でもそこは、レネーさんの持ち前のキュートさと可愛い声と演技力で、無理矢理観客を説得させてしまう。

この、無理矢理説得させる力、というものが実に綺麗に決まっていて、そここそがこの映画の持つ魅力となっているのだ。

つまりこれは、役者の力を信じ、そこを最大限に引き出す演出力、そしてそれを観客に信じ込ませる実力を発揮し、そしてそれを見事に成功させたからこそ成り立った、真に素晴らしい作品であるわけです。

最近の邦画に足りないものが全部詰まっているよ。

知名度だけで演技力のない役者と、クレームを恐れるがあまり飛躍を削られた脚本と、スポンサーやクライアント、事務所の意見を全て取り入れた結果、個人の力が全く出せずに、這々の体でエンドマークを貼り付けた監督。

こういう作品が撮りたければインディーズで勝手にやって上映館も全国で2、とかでやれば? と言わんばかりの現在のシネコンシステム。

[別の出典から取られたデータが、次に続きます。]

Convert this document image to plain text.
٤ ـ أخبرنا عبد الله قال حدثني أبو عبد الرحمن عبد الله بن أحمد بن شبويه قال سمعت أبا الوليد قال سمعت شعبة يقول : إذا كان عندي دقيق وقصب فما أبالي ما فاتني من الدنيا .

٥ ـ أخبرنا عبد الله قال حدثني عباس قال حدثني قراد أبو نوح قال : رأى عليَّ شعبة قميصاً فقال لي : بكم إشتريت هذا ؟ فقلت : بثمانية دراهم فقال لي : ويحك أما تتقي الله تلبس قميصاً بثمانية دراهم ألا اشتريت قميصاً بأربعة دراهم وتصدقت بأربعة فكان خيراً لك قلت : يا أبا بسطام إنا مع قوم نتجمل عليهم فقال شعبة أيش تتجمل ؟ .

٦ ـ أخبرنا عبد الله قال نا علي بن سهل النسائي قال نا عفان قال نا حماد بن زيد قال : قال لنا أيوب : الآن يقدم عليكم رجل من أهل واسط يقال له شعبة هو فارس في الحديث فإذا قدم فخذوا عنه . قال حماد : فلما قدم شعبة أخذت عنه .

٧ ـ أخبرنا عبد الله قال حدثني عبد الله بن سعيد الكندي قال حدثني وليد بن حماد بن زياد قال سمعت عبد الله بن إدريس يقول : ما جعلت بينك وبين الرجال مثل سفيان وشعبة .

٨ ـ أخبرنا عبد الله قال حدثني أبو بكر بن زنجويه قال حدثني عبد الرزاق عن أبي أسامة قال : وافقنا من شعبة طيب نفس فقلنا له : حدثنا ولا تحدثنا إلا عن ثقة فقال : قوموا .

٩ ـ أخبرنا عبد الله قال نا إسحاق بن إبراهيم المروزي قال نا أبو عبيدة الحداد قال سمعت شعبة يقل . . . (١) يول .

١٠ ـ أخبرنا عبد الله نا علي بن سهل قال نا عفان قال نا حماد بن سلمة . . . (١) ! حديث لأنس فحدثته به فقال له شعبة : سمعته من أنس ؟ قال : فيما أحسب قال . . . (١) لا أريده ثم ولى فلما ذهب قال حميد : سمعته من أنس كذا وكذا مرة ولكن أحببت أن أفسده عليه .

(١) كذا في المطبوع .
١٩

面白くて血の通った作品には、それだけの理由がある。それは金なんかではない、ということが、劇中の昼ドラの撮影システムにキチンと反映されていて、そうこなくちゃ! と、快哉をあげたくなります。
つくづくよく練られた脚本だと思う。

そしてラスト、ベティは今現在、役者として成功している。
て嘘の字幕が出ることで、え? これって実話? みたいな騒動が起きるところまで含めて、現実と虚構、偽物と本物、血の通ってない作品と血の通っている作品。そのボーダーを崩しにかかってる確信犯的な脚本にニヤリとするのです。
実話なわけねーだろ!

そしてそこで観客は、ハッと気づかされるのです。

ベティの物語が進むきっかけは、常に現実の血であったことを。

旦那の頭皮剥離殺人事件の時みた血。
自分が患者を助けた時頭から浴びた血。

偽物ではなく、本物の血に触れた時、ベティの虚構と現実はクロスするのです。
だから、本物の血を浴びているベティが、偽物の血しか知らないドラマの人々に絶賛され、受け入れられるのは当たり前だったのだ!

とんでもない設定と突然噴き出す大量の血糊にびっくりしつつも、それでもレネー・ゼルウィガーのキラキラした演技に全部持っていかれます。
とにかくレネー演じるベティが素晴らしい。

そして、ドラマの登場人物だと思い込んだベティの、頭のスイッチが再び切り替わる瞬間の残酷さは、観た人の心を掴んで離さない。